Interestingly, this tool allows you to view the hardware IDs of multiple apps simultaneously. Unfortunately, the Device Console isn’t built-in on your device. This means you need to download and install it first.
Let’s check out how you can install this tool and use it to check the hardware IDs:
- Download and install the Windows Drivers Kit from the Microsoft website. When you’re on the site, head to the Step 2: Install the WDK section and pick an app that’s compatible with your device.
- Once you’ve installed the tool, open File Explorer and navigate to This PC > Local Disk (C:) > Program Files (x86) > Windows Kits > 10 > Tools. If you’re using Windows 11, the path should be This PC > Local Disk (C:) > Program Files (x86) > Windows Kits > 11 > Tools.
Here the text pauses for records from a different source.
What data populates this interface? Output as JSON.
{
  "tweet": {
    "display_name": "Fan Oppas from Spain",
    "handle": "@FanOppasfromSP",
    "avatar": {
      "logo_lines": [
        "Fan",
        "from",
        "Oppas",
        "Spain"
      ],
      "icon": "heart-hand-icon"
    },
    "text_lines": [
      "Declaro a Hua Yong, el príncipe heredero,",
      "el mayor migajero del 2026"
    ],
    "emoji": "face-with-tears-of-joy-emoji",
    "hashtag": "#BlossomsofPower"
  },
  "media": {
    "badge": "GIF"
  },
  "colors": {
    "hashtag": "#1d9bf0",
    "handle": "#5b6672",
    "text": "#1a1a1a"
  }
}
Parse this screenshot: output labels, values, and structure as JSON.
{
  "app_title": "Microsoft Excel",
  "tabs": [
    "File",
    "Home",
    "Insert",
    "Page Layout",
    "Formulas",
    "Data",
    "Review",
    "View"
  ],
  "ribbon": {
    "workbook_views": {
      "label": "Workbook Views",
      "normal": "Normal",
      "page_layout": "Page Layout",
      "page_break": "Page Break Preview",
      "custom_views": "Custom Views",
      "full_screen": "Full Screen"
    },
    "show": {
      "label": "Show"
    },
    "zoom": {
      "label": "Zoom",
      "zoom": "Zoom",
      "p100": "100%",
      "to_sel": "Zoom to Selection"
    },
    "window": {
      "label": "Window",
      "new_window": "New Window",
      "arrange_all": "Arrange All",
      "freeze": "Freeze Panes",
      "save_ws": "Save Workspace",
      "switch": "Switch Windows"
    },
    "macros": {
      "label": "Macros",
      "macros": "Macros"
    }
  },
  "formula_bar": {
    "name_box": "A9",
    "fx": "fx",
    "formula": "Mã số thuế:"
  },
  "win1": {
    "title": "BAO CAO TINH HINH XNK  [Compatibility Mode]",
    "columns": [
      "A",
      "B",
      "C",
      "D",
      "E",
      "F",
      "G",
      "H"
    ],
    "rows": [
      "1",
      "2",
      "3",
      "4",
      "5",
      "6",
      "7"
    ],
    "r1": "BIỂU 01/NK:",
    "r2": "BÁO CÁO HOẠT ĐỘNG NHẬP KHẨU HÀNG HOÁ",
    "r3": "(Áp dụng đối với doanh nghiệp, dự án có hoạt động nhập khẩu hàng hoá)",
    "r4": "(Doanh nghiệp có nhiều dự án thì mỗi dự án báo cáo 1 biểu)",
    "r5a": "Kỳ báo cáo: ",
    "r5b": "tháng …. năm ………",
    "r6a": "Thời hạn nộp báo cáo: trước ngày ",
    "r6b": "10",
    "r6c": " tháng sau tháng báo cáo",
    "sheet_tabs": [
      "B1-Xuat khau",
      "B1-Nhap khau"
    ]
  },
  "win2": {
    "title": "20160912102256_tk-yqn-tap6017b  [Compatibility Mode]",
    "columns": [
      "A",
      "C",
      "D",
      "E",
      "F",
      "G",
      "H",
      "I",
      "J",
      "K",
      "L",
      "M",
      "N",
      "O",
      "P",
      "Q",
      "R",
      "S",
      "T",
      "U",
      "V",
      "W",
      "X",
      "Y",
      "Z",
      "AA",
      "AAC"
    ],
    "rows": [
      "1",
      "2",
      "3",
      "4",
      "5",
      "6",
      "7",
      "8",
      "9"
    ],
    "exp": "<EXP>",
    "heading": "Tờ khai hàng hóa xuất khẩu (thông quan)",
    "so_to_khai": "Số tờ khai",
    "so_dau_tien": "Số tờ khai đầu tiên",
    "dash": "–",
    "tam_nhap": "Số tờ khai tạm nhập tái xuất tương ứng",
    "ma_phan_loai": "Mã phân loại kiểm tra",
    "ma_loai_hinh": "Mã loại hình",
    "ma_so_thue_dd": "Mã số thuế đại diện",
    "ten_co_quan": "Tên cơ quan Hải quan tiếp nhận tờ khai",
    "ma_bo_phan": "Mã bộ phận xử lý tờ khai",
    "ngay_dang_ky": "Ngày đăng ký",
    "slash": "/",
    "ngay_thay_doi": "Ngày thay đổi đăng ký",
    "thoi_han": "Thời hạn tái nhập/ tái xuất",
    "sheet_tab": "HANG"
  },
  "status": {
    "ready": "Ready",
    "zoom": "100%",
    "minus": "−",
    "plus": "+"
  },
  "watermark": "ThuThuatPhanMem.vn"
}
- Access the x64 (64-bit) folder if you’re using a 64-bit device or the x86 (32-bit) folder if you use a 32-bit PC. If you’re unsure what to pick, check your Windows PC specs first.
Once you’re in the correct folder, follow these steps:
- Click the File Explorer address bar.
- Type CMD and then press Enter. This will run the Command Prompt within the current folder.
From there, type the following command into the Command Prompt and press Enter:
devcon hwids *
This will show you the details of all the devices on your computer. The results will also contain the hardware IDs.
For example, we’ve highlighted the hardware ID for the Standard PS/2 Keyboard in the image below.
Remember, if there’s more than one hardware ID, always pick the first option. This means the hardware ID for the keyboard, in the example above, is ACPI\VEN_IDEA&DEV_0102.
If you want to explore the Device Console in detail, check out the various ways to use Dev Con on the Microsoft website.
You’ve Successfully Found the Hardware IDs of Your Devices
Hardware IDs make it easy for you to identify all your devices and drivers. The good news is that it’s quite easy to find these IDs.
If you want to check your hardware IDs quickly, try the Device Manager method in this article. Otherwise, any of the other methods we’ve covered should help.